I am not arguing that the goal should be to make teaching the easiest walk-in-the-park job ever envisioned; that is neither possible nor desirable. But the basic function of a school administration is to make it possible for every teacher in the building to do the best job they can, and every administrative decision should be examined through that lens. Every decision should be centered on the question, "Will this support teaching in classrooms?"

A whole family of ed tech products are based on the proposition "If teachers put their work into these tech platforms, it will be easier for administration to monitor them." Digital lesson plans don't make it any easier for teachers to plan, and in fact can add time to the whole process, but they do make it easier for admins to monitor those plans (and in extreme cases, admins may have visions of an entire digitized program, so that the teacher can be more easily replaced).

The newest tech wave of AI products should face the same question.
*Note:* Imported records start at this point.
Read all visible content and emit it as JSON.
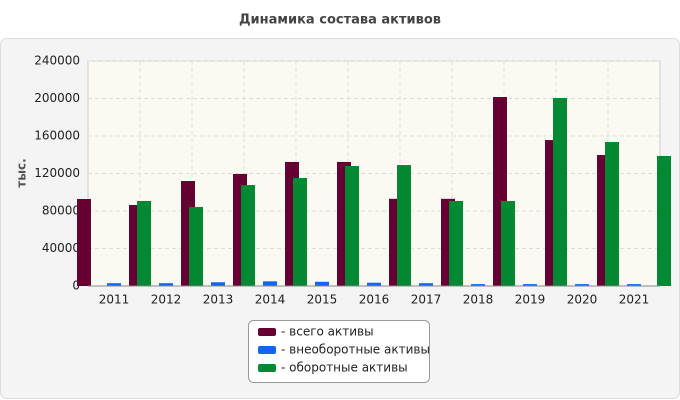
{
  "chart_data": {
    "type": "bar",
    "title": "Динамика состава активов",
    "y_label": "тыс.",
    "categories": [
      "2011",
      "2012",
      "2013",
      "2014",
      "2015",
      "2016",
      "2017",
      "2018",
      "2019",
      "2020",
      "2021"
    ],
    "series": [
      {
        "name": "- всего активы",
        "color": "#660033",
        "values": [
          92800,
          86400,
          112000,
          119500,
          132300,
          132300,
          93000,
          93000,
          201600,
          155700,
          139700
        ]
      },
      {
        "name": "- внеоборотные активы",
        "color": "#1166ee",
        "values": [
          3000,
          3000,
          4000,
          5000,
          4500,
          3500,
          3000,
          2000,
          2000,
          2000,
          2000
        ]
      },
      {
        "name": "- оборотные активы",
        "color": "#008833",
        "values": [
          90700,
          84300,
          107700,
          115200,
          128000,
          129000,
          90700,
          90700,
          200500,
          153600,
          138700
        ]
      }
    ],
    "ylim": [
      0,
      240000
    ],
    "yticks": [
      0,
      40000,
      80000,
      120000,
      160000,
      200000,
      240000
    ],
    "grid": true
  }
}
What job does this AI-powered whizbang actually make easier? Is it, for instance, easier to have an AI extrude lesson plans which the teacher must then edit and check for errors? Who does this actually help? Does it help a teacher to automate the brainwork of teaching (hint: does it help athletes to have a robot lift weights for them). 

Teachers aren't the only stakeholders who need to be considered. Yes, it may make communication easier for the school, but does it really help parents and students to have to download one more app in order to get important information from the school?

Even worse is the tech that is adopted simply because it's cool, with no idea that it will help anyone at all. It's just cool, you know, and we've heard other schools are getting it. Surely you'll figure out some use for it. 

The thing is, every new tech a teacher adopts (willingly or not) is either helping or hurting. Even if it's not actively making the job harder, a non-helping piece of tech represents opportunity cost, money that could have been spent on something that was actually useful. 

So administrations, I beg you-- before you adopt, ask yourself who would be helped by this new technowidget, and if the answer is not "The people who do the actual work of teaching students," maybe ask yourself if it's really worth purchasing.